Há que reconhecer que, pelo menos a curto prazo, existe um conflito entre os interesses dos pobres e os dos não pobres (em particular, dos ricos). É este conflito que as políticas e acções contra a pobreza não reconhecem ou, reconhecendo, optam por evitar o confronto. Nestas condições, tais acções e políticas limitam-se a abordar aspectos periféricos e superficiais do problema. Atenuam os efeitos, mas não atingem as causas dos problemas.
(da Mensagem da C.N. Justiça e Paz para a Quaresma de 2010)

segunda-feira, 23 de agosto de 2010

Extracto de um monólogo de Wallace Shawn

"Portanto, nós temos tudo, mas há uma dificuldade que não conseguimos mesmo ultrapassar, uma maldição: não conseguimos escapar à nossa ligação com os pobres.
Nós precisamos dos pobres. Sem os pobres para apanharem a fruta das árvores, para tratarem do excremento debaixo da terra, para darem banho aos nossos bebés no dia em que eles nascem, nós não poderíamos existir. Sem os pobres para fazerem o trabalho horrível, nós gastaríamos as nossas vidas a fazer o trabalho horrível. Se os pobres não fossem pobres, se os pobres fossem pagos da maneira que nós somos pagos, nós não nos poderíamos dar ao luxo de comprar uma maçã, uma camisa, não nos poderíamos dar ao luxo de fazer uma viagem, passar uma noite numa pousada numa cidade próxima. Mas o horror é que os pobres crescem por todo o lado, como musgo, como erva. E nós nunca podemos esquecer o tempo em que eles eram donos da terra. Nunca podemos esquecer a morte das famílias deles, aquelas juras de vingança gritadas tão alto naquelas salas cheias de sangue e tripas. E os pobres não esquecem. Alimentam-se da raiva. Comem raiva. Querem erguer-se e acabar connosco, limpar-nos da superfície da Terra o mais rápido que puderem.

E portanto, no nosso mundo congelado, no nosso mundo calado, nós temos de falar com os pobres. Falar, ouvir, clarificar, explicar. Eles querem uma mudança. E portanto nós dizemos, Sim. Mudança. Mas não uma mudança violenta. Nada de roubo, nada de revolta, nada de vingança. Em vez disso, dêem ouvidos à ideia de uma mudança gradual. Uma mudança que vos ajude, mas que não nos afecte. Moralidade. Lei. Mudança gradual. Nós explicamos isso tudo: um contrato com duas partes: nós damo-vos coisas, muitas coisas, mas em troca vocês têm de aceitar que não têm direito a simplesmente tirar aquilo que querem. Nós vamos dar-vos coisas maravilhosas. Sentem-se, esperem, não tentem agarrar. – A coisa mais importante é ter paciência, esperar. Nós vamos dar-vos muito muito mais do que vocês conseguem ganhar agora, mas há certas coisas que têm de acontecer primeiro — são estas as coisas pelas quais temos de esperar. Primeiro, temos de fazer mais e produzir mais, para que haja mais disponível para nós darmos. De outra forma, se nós vos damos mais, ficamos com menos. Quando fizermos mais e produzirmos mais, todos podemos ter mais - parte do aumento pode ir para vocês. Mas a outra coisa é, assim que haja mais, temos de garantir que a moralidade prevalece. A moralidade é a chave. O ano passado, fizemos mais e produzimos mais, mas não vos demos mais. Todo o aumento ficou para nós. Isso foi errado. Aconteceu a mesma coisa no ano anterior, e no ano antes disso. Temos de convencer toda a gente a aceitar a moralidade e, no próximo ano, dar-vos parte do aumento.
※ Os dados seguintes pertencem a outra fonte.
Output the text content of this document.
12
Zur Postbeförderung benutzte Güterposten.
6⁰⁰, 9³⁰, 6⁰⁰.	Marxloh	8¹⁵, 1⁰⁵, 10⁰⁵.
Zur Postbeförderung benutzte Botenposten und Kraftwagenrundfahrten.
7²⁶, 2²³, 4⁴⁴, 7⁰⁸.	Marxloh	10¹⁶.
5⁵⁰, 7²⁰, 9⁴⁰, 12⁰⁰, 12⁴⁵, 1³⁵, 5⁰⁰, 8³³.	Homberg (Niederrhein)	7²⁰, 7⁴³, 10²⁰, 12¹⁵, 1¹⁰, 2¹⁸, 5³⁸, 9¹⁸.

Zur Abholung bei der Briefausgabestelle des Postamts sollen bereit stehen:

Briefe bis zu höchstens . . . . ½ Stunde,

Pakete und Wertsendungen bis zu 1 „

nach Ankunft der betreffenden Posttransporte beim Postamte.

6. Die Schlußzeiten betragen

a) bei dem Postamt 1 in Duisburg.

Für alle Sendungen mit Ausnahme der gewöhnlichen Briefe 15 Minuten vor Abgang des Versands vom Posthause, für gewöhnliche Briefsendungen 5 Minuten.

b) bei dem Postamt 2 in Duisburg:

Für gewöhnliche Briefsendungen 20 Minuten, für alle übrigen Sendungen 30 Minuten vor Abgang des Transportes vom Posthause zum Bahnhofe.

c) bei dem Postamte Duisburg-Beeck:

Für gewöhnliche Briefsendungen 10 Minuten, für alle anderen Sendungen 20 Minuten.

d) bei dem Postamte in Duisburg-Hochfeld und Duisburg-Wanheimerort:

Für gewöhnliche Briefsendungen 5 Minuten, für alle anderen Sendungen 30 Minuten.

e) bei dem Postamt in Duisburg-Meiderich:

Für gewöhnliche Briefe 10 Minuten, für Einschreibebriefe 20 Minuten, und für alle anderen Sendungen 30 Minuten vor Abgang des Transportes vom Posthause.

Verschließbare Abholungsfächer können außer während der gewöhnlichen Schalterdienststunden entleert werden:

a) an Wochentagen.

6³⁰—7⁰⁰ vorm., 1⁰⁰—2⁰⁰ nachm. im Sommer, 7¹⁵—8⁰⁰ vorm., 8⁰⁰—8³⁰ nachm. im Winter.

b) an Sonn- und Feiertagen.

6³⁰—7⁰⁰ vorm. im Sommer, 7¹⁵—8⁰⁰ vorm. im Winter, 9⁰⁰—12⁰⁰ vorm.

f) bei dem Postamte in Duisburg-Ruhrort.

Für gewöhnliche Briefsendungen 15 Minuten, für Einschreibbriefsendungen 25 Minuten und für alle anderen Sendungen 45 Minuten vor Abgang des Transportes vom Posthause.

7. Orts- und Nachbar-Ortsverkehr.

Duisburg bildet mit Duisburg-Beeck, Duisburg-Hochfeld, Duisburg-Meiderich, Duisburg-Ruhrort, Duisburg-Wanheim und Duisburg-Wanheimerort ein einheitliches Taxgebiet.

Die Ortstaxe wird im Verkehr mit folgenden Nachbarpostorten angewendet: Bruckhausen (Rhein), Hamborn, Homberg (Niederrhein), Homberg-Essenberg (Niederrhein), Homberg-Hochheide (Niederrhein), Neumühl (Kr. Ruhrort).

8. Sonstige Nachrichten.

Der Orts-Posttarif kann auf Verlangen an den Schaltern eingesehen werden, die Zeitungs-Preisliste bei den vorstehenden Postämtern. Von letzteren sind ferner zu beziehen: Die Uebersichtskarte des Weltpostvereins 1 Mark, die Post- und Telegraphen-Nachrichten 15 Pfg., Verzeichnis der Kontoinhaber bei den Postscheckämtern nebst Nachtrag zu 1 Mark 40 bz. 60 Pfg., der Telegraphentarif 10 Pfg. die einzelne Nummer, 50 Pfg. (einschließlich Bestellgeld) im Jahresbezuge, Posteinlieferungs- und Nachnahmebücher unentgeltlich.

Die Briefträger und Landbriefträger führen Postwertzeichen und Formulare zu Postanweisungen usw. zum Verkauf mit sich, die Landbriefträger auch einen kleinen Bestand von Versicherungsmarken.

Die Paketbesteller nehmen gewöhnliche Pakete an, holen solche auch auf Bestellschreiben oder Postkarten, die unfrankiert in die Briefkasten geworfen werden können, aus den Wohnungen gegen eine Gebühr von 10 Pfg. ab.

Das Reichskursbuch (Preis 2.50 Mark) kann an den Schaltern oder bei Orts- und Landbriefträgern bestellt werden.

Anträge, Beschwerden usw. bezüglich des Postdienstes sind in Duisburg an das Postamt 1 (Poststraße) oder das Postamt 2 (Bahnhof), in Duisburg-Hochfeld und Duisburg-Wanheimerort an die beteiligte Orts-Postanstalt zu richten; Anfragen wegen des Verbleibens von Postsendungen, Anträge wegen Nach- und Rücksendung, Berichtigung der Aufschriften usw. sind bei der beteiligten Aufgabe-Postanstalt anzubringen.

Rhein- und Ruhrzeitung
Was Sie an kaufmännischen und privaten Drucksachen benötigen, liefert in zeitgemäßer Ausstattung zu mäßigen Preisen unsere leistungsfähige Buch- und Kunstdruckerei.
Portanto temos todos de esperar. "


(Wallace Shawn, A Febre, cit. por Jacinto Lucas Pires, col. Dar voz aos pobres para erradicar a pobreza, CNJP)

sexta-feira, 20 de agosto de 2010

Da noção de "Exclusão Social"

Exclusão social: é entendida como um processo através do qual algumas pessoas são atiradas para a periferia da sociedade. A exclusão impede-as de participar plenamente na vida social devido à pobreza, à falta de competências de base e à falta de possibilidades de aprendizagem ao longo da vida ou devido a alguma discriminação. Este processo afasta-as das possibilidades de rendimento e educação, assim como de actividades sociais e comunitárias. Essas pessoas possuem acesso muito restrito ao poder e aos organismos de decisão e sentem-se incapazes de influenciar as decisões que afectam a sua vida quotidiana. (Tradução do Relatório Conjunto Sobre Inclusão Social, COM 2003, 773 Final). (Cit por http://www.2010combateapobreza.pt/conteudo.asp?tit=16)

Exclusão Social: "grupos humanos que não têm acesso a bens, serviços e meios de produção (uso, controlo e propriedade) que permitem a satisfação das necessidades básicas nas dimensões económica, social, cultural e afectiva." (Domingos Caeiro).

"Entende-se por exclusão social as formas pelas quais os indivíduos podem ser afastados do pleno desenvolvimento na sociedade". (Giddens)

quarta-feira, 18 de agosto de 2010

Explicar a pobreza

AS duas grandes leituras sociológicas da pobreza descritas por A. Giddens

"As explicações da pobreza podem ser agrupadas em duas categorias principais: as teorias que consideram os indivíduos pobres responsáveis pela sua própria pobreza, e as teorias que consideram a pobreza como produzida e reproduzida pelas forças estruturais da sociedade. Estas abordagens opostas são, por vezes, descritas como teoria da “culpabilização da vítima” e teoria da “culpabilização do sistema”, respectivamente. Iremos examinar brevemente cada uma das mesmas.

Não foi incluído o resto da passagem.